The statement of defence also says Furlong was controlling and routinely made derogatory, belittling comments, on one occasion threatening to throw her cat off a balcony.
Robinson's statement of defence also alleges Furlong physically and emotionally abused another woman, his former wife Margaret Furlong, when they were living in Prince George, B.C., and working at the same school between 1970 and 1972.
The statement of defence says on one evening, students outside their living quarters could hear John Furlong yelling at his wife inside. The next morning, "Margaret Furlong had a huge bruise on her face and her eyes were red and swollen," the statement of defence says.
On another occasion, the statement of defence says, students heard Furlong slap his wife.
The allegations are included in Robinson's response to defend emails she sent staff at Own the Podium, an athlete development agency, of which Furlong is chairman. The emails, sent in November of last year, suggested she had received new allegations and described Furlong as "violent and a racist."
Robinson's statement of defence says she wrote the emails while attempting to seek comment about two additional stories, which have yet to be published.
She also denies Furlong's claim that she is waging a personal vendetta against him, insisting that she repeatedly sought his side of the story but was either shouted at by Furlong or given a blanket denial by his lawyer.
The Georgia Straight newspaper, its editor and its publisher filed their own statement of defence earlier this month, denying the story was defamatory and, like Robinson, arguing the article is protected as fair comment and responsible communication.

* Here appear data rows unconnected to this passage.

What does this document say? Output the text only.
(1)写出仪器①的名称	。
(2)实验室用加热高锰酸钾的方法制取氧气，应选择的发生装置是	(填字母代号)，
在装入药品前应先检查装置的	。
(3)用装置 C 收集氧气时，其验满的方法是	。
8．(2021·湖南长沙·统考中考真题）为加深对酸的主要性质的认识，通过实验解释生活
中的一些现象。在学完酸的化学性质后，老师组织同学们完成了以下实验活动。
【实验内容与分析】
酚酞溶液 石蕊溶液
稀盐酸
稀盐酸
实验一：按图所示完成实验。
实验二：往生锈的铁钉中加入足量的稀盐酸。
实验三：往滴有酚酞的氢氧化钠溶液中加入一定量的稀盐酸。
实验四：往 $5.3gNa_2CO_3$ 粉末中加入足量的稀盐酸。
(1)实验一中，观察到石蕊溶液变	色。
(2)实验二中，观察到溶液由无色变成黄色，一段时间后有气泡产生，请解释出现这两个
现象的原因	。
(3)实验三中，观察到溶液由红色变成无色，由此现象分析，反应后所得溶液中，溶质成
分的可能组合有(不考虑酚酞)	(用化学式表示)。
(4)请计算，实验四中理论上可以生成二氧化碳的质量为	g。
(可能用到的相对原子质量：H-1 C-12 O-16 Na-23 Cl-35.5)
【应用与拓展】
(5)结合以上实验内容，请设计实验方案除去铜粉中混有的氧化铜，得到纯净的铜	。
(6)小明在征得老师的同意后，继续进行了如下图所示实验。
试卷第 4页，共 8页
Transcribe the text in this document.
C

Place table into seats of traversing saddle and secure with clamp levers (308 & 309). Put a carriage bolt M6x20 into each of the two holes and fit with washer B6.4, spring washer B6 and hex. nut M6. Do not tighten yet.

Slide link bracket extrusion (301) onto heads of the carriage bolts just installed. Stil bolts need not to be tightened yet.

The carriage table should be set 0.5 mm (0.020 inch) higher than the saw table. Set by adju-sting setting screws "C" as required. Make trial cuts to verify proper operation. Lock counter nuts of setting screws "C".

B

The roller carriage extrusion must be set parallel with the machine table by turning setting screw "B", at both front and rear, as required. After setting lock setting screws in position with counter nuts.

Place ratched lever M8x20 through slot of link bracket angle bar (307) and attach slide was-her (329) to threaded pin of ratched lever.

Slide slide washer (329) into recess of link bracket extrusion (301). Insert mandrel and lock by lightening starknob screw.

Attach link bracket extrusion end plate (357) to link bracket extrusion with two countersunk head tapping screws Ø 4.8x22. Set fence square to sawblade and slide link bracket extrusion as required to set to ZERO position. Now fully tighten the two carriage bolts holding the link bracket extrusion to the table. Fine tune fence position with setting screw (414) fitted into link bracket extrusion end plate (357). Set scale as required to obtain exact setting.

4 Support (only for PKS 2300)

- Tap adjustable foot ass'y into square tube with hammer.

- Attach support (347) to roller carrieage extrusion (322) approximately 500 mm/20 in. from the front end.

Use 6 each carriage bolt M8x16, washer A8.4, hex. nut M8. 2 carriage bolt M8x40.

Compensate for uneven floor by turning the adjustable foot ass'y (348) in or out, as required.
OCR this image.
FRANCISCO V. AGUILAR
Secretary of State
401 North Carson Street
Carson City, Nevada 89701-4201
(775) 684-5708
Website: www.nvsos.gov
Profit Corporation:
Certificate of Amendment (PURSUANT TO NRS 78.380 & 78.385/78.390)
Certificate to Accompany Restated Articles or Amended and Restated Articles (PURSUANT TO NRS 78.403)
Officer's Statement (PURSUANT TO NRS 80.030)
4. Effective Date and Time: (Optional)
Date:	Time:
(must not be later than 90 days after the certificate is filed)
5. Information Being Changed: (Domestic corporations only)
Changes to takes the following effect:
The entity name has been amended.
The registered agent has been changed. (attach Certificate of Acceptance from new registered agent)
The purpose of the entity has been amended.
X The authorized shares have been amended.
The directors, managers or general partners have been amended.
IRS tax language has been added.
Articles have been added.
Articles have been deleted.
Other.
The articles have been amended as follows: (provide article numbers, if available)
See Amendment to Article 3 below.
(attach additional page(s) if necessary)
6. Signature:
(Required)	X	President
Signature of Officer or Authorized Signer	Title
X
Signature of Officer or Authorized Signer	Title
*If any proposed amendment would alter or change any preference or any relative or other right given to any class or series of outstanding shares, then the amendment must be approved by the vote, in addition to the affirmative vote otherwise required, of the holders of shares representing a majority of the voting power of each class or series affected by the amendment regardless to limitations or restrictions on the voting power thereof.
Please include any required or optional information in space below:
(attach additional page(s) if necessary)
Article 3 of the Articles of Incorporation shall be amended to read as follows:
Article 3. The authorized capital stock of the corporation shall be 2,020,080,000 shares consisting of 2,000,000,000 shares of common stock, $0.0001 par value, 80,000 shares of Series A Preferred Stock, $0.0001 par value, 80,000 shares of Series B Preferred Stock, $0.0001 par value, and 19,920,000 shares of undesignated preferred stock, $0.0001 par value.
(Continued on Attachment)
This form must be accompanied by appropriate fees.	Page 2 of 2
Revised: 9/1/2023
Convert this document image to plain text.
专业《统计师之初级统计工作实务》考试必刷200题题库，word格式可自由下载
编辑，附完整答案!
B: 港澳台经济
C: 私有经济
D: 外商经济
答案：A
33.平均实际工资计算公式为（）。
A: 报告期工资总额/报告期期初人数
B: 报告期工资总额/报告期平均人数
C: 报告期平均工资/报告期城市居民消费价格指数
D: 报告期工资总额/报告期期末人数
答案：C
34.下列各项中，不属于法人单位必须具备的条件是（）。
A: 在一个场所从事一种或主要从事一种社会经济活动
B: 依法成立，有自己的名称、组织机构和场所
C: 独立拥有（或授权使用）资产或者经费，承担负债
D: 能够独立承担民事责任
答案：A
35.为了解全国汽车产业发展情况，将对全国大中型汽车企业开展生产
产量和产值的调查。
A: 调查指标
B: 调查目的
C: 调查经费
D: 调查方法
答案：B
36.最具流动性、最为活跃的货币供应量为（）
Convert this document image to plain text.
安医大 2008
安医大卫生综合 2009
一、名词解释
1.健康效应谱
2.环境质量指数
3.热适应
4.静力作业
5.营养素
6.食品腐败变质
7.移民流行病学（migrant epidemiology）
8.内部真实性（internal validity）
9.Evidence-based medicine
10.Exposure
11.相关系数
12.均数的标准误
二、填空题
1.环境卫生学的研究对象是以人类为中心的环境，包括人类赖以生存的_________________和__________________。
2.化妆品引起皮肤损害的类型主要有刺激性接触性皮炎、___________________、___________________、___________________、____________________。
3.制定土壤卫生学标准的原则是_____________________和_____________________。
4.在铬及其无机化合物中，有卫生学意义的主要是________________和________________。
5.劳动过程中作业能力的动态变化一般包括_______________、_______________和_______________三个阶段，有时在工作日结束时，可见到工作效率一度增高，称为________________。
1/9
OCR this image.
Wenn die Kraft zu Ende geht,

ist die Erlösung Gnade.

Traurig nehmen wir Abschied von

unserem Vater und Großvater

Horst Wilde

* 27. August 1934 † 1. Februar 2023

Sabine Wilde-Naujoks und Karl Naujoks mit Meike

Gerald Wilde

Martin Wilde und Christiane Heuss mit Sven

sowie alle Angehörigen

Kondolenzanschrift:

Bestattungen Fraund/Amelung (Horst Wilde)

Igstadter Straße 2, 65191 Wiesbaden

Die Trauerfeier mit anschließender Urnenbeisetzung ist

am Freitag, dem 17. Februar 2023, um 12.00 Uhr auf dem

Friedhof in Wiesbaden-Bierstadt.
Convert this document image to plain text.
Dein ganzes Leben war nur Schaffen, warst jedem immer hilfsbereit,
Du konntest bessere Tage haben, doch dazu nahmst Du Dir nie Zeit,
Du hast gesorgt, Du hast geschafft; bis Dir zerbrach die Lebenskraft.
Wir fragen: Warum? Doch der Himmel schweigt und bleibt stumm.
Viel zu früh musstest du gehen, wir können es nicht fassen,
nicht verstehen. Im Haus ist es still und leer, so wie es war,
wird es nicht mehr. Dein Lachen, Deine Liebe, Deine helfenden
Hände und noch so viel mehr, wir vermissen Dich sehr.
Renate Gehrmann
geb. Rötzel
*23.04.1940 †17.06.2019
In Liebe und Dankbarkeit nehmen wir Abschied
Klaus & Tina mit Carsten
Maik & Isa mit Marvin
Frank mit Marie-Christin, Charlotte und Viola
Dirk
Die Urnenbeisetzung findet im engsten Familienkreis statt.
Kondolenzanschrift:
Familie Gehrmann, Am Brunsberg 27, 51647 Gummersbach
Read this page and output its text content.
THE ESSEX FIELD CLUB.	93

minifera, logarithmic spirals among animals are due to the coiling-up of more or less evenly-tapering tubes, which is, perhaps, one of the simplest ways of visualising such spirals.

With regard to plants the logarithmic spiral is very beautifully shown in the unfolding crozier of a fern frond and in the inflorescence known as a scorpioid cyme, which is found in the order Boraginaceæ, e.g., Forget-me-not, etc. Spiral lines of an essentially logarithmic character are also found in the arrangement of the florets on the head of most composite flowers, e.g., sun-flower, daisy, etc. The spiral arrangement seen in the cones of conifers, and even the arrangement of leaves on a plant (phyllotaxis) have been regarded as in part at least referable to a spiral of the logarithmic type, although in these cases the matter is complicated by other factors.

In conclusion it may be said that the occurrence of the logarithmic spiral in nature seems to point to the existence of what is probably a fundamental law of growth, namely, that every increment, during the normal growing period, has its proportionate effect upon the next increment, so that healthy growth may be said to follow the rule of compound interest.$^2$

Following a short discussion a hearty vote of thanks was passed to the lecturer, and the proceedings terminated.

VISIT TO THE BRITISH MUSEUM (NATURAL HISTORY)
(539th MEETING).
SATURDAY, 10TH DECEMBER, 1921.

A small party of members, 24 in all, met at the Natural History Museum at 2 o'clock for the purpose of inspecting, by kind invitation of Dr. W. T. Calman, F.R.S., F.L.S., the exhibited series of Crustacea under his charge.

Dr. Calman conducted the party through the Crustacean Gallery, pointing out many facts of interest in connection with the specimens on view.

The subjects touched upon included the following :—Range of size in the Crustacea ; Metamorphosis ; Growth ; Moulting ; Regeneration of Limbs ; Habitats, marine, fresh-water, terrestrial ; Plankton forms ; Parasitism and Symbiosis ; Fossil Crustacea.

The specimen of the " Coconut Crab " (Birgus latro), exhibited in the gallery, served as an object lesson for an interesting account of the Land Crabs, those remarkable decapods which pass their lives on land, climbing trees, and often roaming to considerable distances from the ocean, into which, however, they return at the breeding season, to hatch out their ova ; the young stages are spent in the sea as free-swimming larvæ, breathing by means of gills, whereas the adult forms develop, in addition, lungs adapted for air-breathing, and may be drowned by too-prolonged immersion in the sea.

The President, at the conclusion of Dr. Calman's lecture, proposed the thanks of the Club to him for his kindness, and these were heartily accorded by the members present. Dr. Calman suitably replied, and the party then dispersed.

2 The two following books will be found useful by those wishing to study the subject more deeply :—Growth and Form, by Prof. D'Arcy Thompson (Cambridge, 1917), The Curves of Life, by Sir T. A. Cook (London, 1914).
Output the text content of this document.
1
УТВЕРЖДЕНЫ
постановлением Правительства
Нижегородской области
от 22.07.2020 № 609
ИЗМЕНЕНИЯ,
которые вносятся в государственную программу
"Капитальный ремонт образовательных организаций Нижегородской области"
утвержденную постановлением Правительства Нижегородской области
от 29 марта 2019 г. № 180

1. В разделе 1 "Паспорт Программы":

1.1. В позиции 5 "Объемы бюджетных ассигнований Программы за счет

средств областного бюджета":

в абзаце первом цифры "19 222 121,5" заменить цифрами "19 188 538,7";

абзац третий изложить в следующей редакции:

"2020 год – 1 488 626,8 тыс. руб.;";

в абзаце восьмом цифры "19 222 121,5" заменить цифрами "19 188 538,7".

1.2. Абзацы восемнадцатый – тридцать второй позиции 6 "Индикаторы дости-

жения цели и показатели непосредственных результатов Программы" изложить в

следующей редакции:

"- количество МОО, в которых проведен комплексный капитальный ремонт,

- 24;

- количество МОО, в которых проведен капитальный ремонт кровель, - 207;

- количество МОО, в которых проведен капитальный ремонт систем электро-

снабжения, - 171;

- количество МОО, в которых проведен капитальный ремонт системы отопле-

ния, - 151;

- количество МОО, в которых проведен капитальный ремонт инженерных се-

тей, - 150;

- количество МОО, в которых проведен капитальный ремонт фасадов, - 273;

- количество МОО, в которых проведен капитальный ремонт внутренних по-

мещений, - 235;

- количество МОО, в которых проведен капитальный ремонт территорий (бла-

Most of the allegations in the Georgia Straight article involved Furlong's time as a volunteer teacher at Immaculata Catholic School in Burns Lake. Immaculata was a religious school run by the Oblates, a missionary order, but it was not an Indian residential school. Students, including non-natives, attended by day.
After teaching and coaching at Immaculata for 14 months, Furlong moved to another religious school in Prince George.
Furlong said he never hid or purposely omitted speaking about his time teaching in Burns Lake or Prince George. He said it didn't appear in his biography because it wasn't related to the Olympics and because it was brief and uneventful.